L’IHD dénonce les exactions des directeurs de prison et des protecteurs de village

vendredi 17 mai 2013
par  Amitiés kurdes de Bretagne

C’est en 1986 que l’Association de Défense des Droits de l’Homme (IHD) a été créée à Ankara, à la suite d’une recrudescence de faits de maltraitance sur les prisonniers politiques, rappelle Raci Bilici, Président de la branche de Diyarbakir, au début de l’entretien qu’il a accordé le 29 avril 2013 à la délégation des Amitiés kurdes de Bretagne. Tout en pointant les responsabilités de l’Europe dans la continuité de cette guerre qui perdure dans la région, il souhaite la bienvenue à la délégation dont il apprécie la démarche :

il est important pour nous, les Kurdes, d’avoir des amis car notre peuple, qui est un grand peuple, reste un peuple opprimé, sans État. Il a fallu attendre le 21 mars 2013 pour voir la situation évoluer positivement. Jusqu’à cette date, comme dans chaque conflit, les Droits de l’Homme étaient bafoués mais, depuis l’appel d’Abdullah Öcalan, le cessez-le-feu est respecté. Il n’y pas d’affrontements, il n’y a pas de morts. Il faut néanmoins rester vigilant et surveiller l’évolution du processus.

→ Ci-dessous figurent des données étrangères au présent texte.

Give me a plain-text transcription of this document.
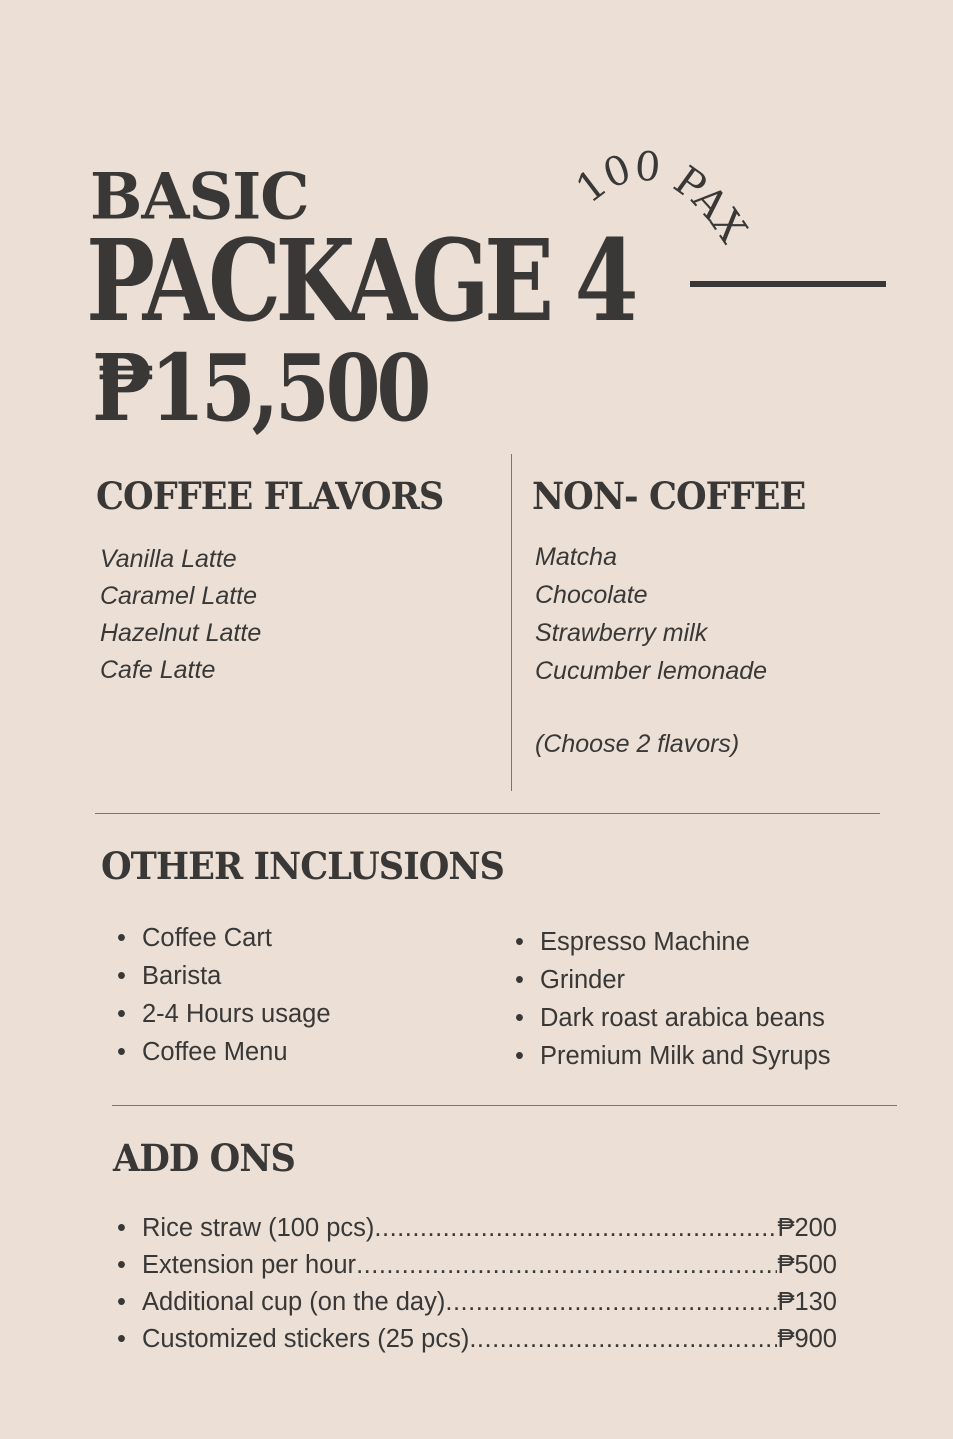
BASIC
PACKAGE 4
100 PAX
₱15,500
COFFEE FLAVORS NON- COFFEE
Vanilla Latte
Caramel Latte
Hazelnut Latte
Cafe Latte
Matcha
Chocolate
Strawberry milk
Cucumber lemonade
(Choose 2 flavors)
OTHER INCLUSIONS
• Coffee Cart
• Barista
• 2-4 Hours usage
• Coffee Menu
• Espresso Machine
• Grinder
• Dark roast arabica beans
• Premium Milk and Syrups
ADD ONS
• Rice straw (100 pcs) .....	₱200
• Extension per hour .....	₱500
• Additional cup (on the day) .....	₱130
• Customized stickers (25 pcs) .....	₱900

Au moment même où se déroulait la rencontre, une vingtaine de détenus politiques kurdes de la prison de Tekirdag, près d’Edirne (à l’ouest d’Istanbul) entamaient leur 37e jour de grève de la faim pour protester contre leurs conditions de détention exécrables et contre le fait de les tenir éloignés de leurs familles :

ces grèves de la faim ne sont pas isolées mais aucunement médiatisées en Occident. Elles sont le témoignage d’une dérive de l’État turc et de son ministère de l’intérieur qui laissent les directeurs de prison agir selon leur bon vouloir. La plus radicale des sanctions qu’ils appliquent est le transfert des détenus loin de leurs familles, sans parler des tabassages auxquels sont soumis les détenus lors de ces mêmes transferts. Les gardiens et les directeurs de prisons considèrent les prisonniers politiques comme des ennemis de l’État. Ils les incarcèrent automatiquement en cellule de type F (isolement complet) où leurs droits les plus fondamentaux sont bafoués.

Raci Bilici rappelle également que les droits des mineurs sont de moins en moins respectés :

ils ne devraient pas aller en prison mais devraient plutôt être accueillis dans des maisons spécialisées. Les mauvais traitements qu’ils subissent poussent certains jusqu’au suicide, à moins qu’ils ne les décident à "partir à la montagne" (rejoindre la guérilla).

Le directeur de la branche de l’IHD de Diyarbakir cite des chiffres pour la seule année 2012 : 6 enfants ont péri dans des affrontements, 7 ont été tués par l’explosion de mines anti-personnelles, 2 sont décédés d’une « mort suspecte, » 20 se sont suicidés, 11 ont été victimes d’assassinats dans leurs familles et 9 sont décédés à la suite de harcèlements et de violences sexuelles, soit un total de 55 victimes.

Un changement radical du système éducatif est nécessaire pour changer les mentalités. Il sera difficile mais il est obligatoire pour permettre à une société d’évoluer démocratiquement en respectant toutes ses diversités. Le Cumhuriyet Halk Partisi (CHP? - Parti républicain du Peuple - parti politique turc républicain, social-démocrate et laïc) fondé par Mustafa Kemal n’aide en rien dans un changement de mentalité, il prône toujours une politique nationaliste fermée à tout dialogue avec les différentes composantes de la future société turque. Dans d’autres pays, comme l’Iran ou la Syrie, les Kurdes sont aussi maltraités et, malheureusement, l’IHD n’a que peu de moyens d’action. Elle ne peut que dénoncer les crimes commis en Iran par l’État, qui condamne à la pendaison de nombreux militants kurdes, culturels et politiques et les fait exécuter en place publique. L’IHD dénonce aussi un système en Syrie qui prive le nombreux Kurdes de médicaments et de soins. Il faudrait ouvrir les portes afin d’aider au mieux les populations victimes des conflits.

L’IHD a, lors d’une conférence de presse à Diyarbakir le 13 mai 2013, demandé le désarmement des protecteurs de village a alerté l’opinion publique sur le danger constitué par la présence des protecteurs de village qui, en toute impunité, se livrent sur la population à des actes répréhensibles, à des persécutions diverses pouvant aller jusqu’à des assassinats, des viols, des enlèvements. Raci Bilici évoque par exemple le cas de Mehmet Tayfur, persécuté depuis 15 ans par ces protecteurs, qui a demandé à l’IHD une aide juridique.